Consumer demand for nonalcoholic beer has surged due to health and wellness trends. According to a 2024 Statista forecast published in 2024, nonalcoholic beer production in the U.S. has grown for 10 consecutive years and is projected to increase another 13.5 percent by 2029. In Germany, nonalcoholic beer makes up roughly 5 percent of the beer market and is even marketed as a post-workout beverage.
Despite this momentum and although brands are getting much better, Maust said, flavor remains a key hurdle. “A common barrier to adoption in the U.S. is the perception that nonalcoholic beers lack flavor and depth compared to their full-strength counterparts,” Maust said.
Lafontaine has been studying nonalcoholic beer since 2019, with earlier work focused on characterizing commercial products to understand which flavor chemistry and sensory attributes of existing nonalcoholic beers best matched consumer expectations. This new study marks a significant evolution, Lafontaine said, by moving from analyzing finished beers to actively developing and evaluating nonalcoholic beer formulations in the lab. The work builds on Lafontaine’s previous research published in 2020 looking at factors that influence flavor and American consumer preference toward nonalcoholic beer.

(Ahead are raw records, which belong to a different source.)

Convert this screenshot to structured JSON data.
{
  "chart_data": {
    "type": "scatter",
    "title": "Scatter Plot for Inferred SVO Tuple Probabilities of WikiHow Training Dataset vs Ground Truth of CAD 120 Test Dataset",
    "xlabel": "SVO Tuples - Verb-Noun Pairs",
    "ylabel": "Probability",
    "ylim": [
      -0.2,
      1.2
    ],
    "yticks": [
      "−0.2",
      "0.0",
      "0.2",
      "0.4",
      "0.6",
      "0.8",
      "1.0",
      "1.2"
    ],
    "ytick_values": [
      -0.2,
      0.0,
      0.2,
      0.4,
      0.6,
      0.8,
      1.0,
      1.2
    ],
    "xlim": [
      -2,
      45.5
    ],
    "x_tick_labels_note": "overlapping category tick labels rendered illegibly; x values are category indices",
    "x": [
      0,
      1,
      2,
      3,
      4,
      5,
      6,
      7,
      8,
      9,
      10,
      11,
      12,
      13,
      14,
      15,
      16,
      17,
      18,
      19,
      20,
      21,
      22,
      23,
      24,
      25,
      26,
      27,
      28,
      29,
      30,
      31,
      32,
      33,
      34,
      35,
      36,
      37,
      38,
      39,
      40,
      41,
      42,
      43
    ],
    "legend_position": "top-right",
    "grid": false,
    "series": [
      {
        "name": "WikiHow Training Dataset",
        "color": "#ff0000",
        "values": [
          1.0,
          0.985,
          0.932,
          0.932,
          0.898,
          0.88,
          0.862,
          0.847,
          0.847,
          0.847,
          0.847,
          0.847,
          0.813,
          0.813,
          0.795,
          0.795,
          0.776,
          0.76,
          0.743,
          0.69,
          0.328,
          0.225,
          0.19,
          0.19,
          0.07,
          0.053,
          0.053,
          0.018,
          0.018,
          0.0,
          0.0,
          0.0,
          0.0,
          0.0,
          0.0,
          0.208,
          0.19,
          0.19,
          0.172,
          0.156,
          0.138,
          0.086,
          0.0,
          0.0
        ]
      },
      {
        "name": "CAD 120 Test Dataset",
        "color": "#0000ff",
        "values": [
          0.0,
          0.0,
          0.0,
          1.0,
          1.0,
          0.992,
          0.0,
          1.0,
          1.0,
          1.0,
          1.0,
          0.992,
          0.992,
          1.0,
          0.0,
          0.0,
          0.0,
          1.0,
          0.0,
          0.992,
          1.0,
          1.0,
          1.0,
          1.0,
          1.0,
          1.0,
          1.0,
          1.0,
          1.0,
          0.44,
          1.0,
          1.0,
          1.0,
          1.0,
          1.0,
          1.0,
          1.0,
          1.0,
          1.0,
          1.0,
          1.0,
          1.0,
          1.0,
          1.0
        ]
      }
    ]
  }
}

Up to this point, Lafontaine said, most beverage design work in the nonalcoholic beer category has been to develop them as “lager-like “But the Lafontaine Lab team wanted to see what maltose-negative yeasts might be suitable to replicate other full-strength commercial styles, including pale ale, lager and wheat beers. To match up their experimental maltose-negative beers with these commercial styles, the researchers used sensomics, a combination of chemical and sensory analyses.